Akibat Gagal Tender, Segera Panggil OPD Pemkot
KOTA - DPRD Kota Mojokerto geram atas banyaknya proyek di tahun anggaran 2025 yang tak terealisasi. Dewan menilai, kandasnya pekerjaan infrastruktur yang disebabkan gagal tender itu tak hanya menganggu laju pembangunan, tetapi juga merugikan masyarakat.
Ketua DPRD Kota Mojokerto Ery Purwanti menegaskan, adanya sejumlah paket proyek fisik yang gagal terlaksana menjadi atensi serius legislatif. Dia menyatakan, gagalnya realisasi pekerjaan yang sudah terprogram pada 2025 ini menjadi rapor merah bagi Pemkot Mojokerto. ’’Banyak pembangunan infrastruktur yang tidak terealisasi alias macet,’’ ungkapnya ditemui usai rapat dengar pendapat (RDP) komisi-komisi dengan organisasi perangkat daerah (OPD) terkait Rencana Kerja dan Anggaran (RKA) tahun 2026, kemarin (13/11).
Legislator yang juga Ketua Badan Anggaran (Banggar) DPRD Kota Mojokerto ini menyatakan, dewan akan mengambil langkah tegas terkait gagalnya proyek konstruksi tersebut. Dewan segera mengagendakan rapat gabungan komisi serta memanggil dinas-dinas yang tak berhasil merealisasikan pekerjaan fisik. ’’Minggu depan kami akan memanggil OPD terkait untuk meminta penjelasan kenapa banyak yang tidak terealisasi di tahun 2025,’’ paparnya.
Selain berdampak pada membengkaknya sisa lebih pembiayaan anggaran (silpa) tahun anggaran berjalan, Ery juga menyebut, kondisi ini juga menyebabkan tidak tercapainya asas manfaat dari program pembangunan. Seperti kandasnya tiga paket pekerjaan saluran air yang pada musim hujan ini berdampak timbulnya banjir genangan di sejumlah titik permukiman. ’’Padahal (proyek saluran air) itu betul-betul dibutuhkan masyarakat, tapi karena tidak terealisasi sehingga air dari saluran meluap,’’ sesalnnya.

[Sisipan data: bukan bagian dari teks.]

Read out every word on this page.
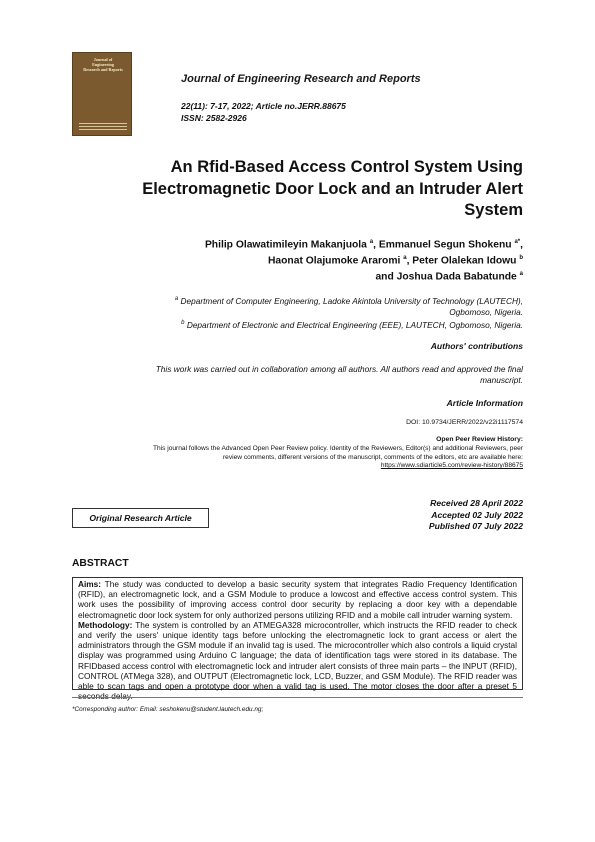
Journal of
Engineering
Research and Reports
Journal of Engineering Research and Reports
22(11): 7-17, 2022; Article no.JERR.88675
ISSN: 2582-2926
An Rfid-Based Access Control System Using
Electromagnetic Door Lock and an Intruder Alert
System
Philip Olawatimileyin Makanjuola $^a$, Emmanuel Segun Shokenu $^{a*}$,
Haonat Olajumoke Araromi $^a$, Peter Olalekan Idowu $^b$
and Joshua Dada Babatunde $^a$
$^a$ Department of Computer Engineering, Ladoke Akintola University of Technology (LAUTECH),
Ogbomoso, Nigeria.
$^b$ Department of Electronic and Electrical Engineering (EEE), LAUTECH, Ogbomoso, Nigeria.
Authors' contributions
This work was carried out in collaboration among all authors. All authors read and approved the final
manuscript.
Article Information
DOI: 10.9734/JERR/2022/v22i1117574
Open Peer Review History:
This journal follows the Advanced Open Peer Review policy. Identity of the Reviewers, Editor(s) and additional Reviewers, peer
review comments, different versions of the manuscript, comments of the editors, etc are available here:
https://www.sdiarticle5.com/review-history/88675
Received 28 April 2022
Accepted 02 July 2022
Published 07 July 2022
Original Research Article
ABSTRACT

Aims: The study was conducted to develop a basic security system that integrates Radio Frequency Identification (RFID), an electromagnetic lock, and a GSM Module to produce a lowcost and effective access control system. This work uses the possibility of improving access control door security by replacing a door key with a dependable electromagnetic door lock system for only authorized persons utilizing RFID and a mobile call intruder warning system.

Methodology: The system is controlled by an ATMEGA328 microcontroller, which instructs the RFID reader to check and verify the users' unique identity tags before unlocking the electromagnetic lock to grant access or alert the administrators through the GSM module if an invalid tag is used. The microcontroller which also controls a liquid crystal display was programmed using Arduino C language; the data of identification tags were stored in its database. The RFIDbased access control with electromagnetic lock and intruder alert consists of three main parts – the INPUT (RFID), CONTROL (ATMega 328), and OUTPUT (Electromagnetic lock, LCD, Buzzer, and GSM Module). The RFID reader was able to scan tags and open a prototype door when a valid tag is used. The motor closes the door after a preset 5 seconds delay.

*Corresponding author: Email: seshokenu@student.lautech.edu.ng;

Ketiga paket pekerjaan saluran urung terlaksana lantaran dalam proses pengadaan dinyatakan gagal tender. Masing-masing terjadi pada paket proyek pembangunan saluran air di Kecamatan Kranggan yang dialokasikan Rp 879,4 juta; di Kecamatan Magersari yang diplot Rp 592,6 juta; dan di Kecamatan Prajurit Kulon dengan pagu Rp 645 juta.
Sebelumnya, tender gagal juga terjadi terjadi pada pekerjaan proyek pembangunan gedung di Polres Mojokerto Kota. Proyek konstruksi yang dijatah dengan anggaran Rp 2,9 miliar ini juga tidak dapat terealisasi tahun ini. ’’Jelas kecewa karena banyak yang belum terealisasi akibat gagal tender,’’ pungkas politisi PDIP ini.

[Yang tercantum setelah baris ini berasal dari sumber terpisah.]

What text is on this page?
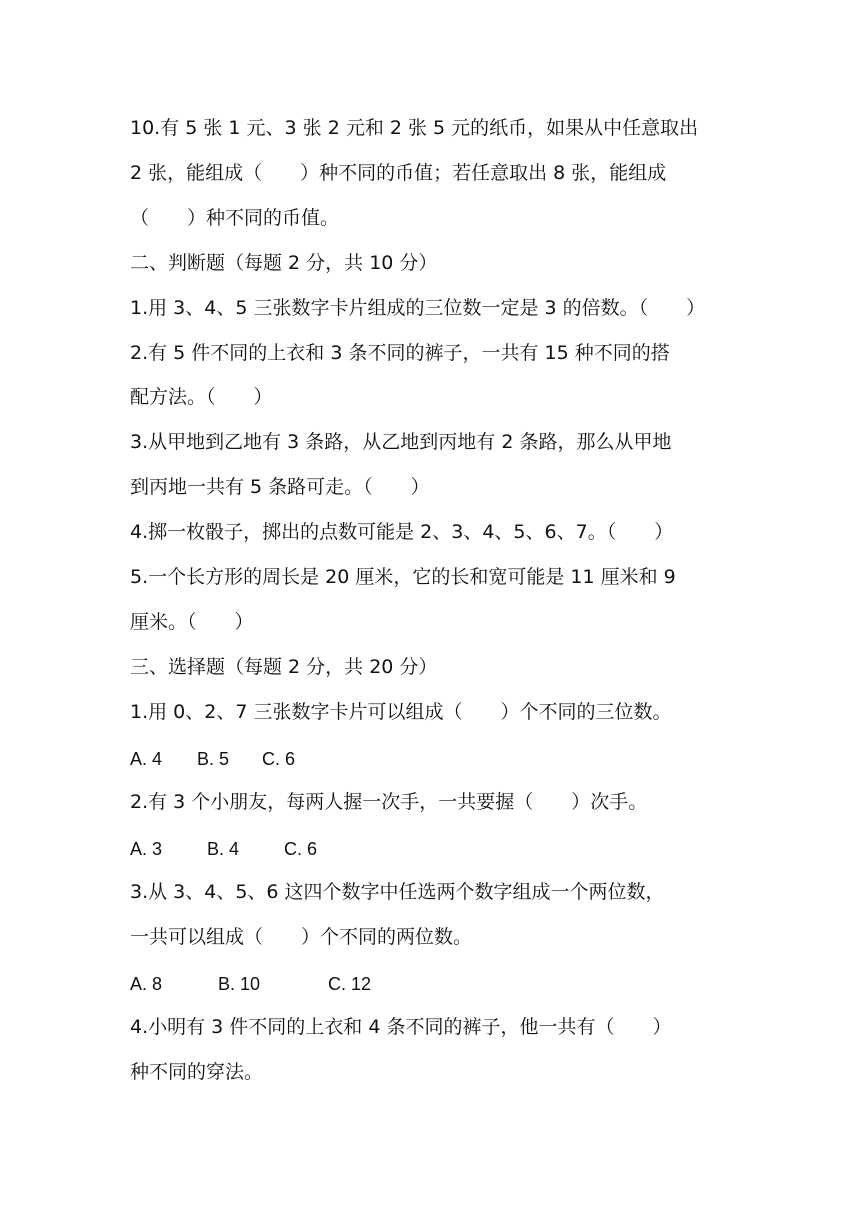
10.有 5 张 1 元、3 张 2 元和 2 张 5 元的纸币，如果从中任意取出
2 张，能组成（　　）种不同的币值；若任意取出 8 张，能组成
（　　）种不同的币值。
二、判断题（每题 2 分，共 10 分）
1.用 3、4、5 三张数字卡片组成的三位数一定是 3 的倍数。（　　）
2.有 5 件不同的上衣和 3 条不同的裤子，一共有 15 种不同的搭
配方法。（　　）
3.从甲地到乙地有 3 条路，从乙地到丙地有 2 条路，那么从甲地
到丙地一共有 5 条路可走。（　　）
4.掷一枚骰子，掷出的点数可能是 2、3、4、5、6、7。（　　）
5.一个长方形的周长是 20 厘米，它的长和宽可能是 11 厘米和 9
厘米。（　　）
三、选择题（每题 2 分，共 20 分）
1.用 0、2、7 三张数字卡片可以组成（　　）个不同的三位数。
A. 4 B. 5 C. 6
2.有 3 个小朋友，每两人握一次手，一共要握（　　）次手。
A. 3 B. 4 C. 6
3.从 3、4、5、6 这四个数字中任选两个数字组成一个两位数，
一共可以组成（　　）个不同的两位数。
A. 8	B. 10	C. 12
4.小明有 3 件不同的上衣和 4 条不同的裤子，他一共有（　　）
种不同的穿法。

Sementara itu, Kabid Sumber Daya Air (SDA) DPUPR Perakim Kota Mojokerto Basuki Ismail menyebutkan, tiga paket saluran air telah diupayakan untuk direalisasikan tahun ini. Namun, pelaksanaannya terhambat pada proses lelang yang dinyatakan tender gagal. ’’Sudah kami upayakan, tapi gagal lelang karena tidak ada penawar,’’ ungkapnya di hadapan komisi II DPRD Kota Mojokerto.
Proses lelang tersebut merupakan kali kedua setelah tiga paket pekerjaan fisik ini juga gagal melalui e-purchasing mini kompetisi. Dengan masa tahun anggaran yang makin mepet, maka tidak memungkinkan lagi untuk dilelang ulang lantaran sisa waktu tidak mencukupi untuk dilaksanakan pekerjaan.
Hal serupa juga dialami paket pekerjaan pembangunan gedung di Polres Mojokerto Kota yang dipastikan tidak terlaksana pada tahun ini. Penyebabnya juga karena proses lelang yang ditetapkan tender gagal. ’’Hanya satu pekerjaan gedung itu yang tidak bisa dilaksanakan,’’ imbuh Kabid Penataan Ruang, Bangunan, dan Bina Konstruksi DPUPR Perakim Kota Mojokerto Ferry Hendri Koerniawan.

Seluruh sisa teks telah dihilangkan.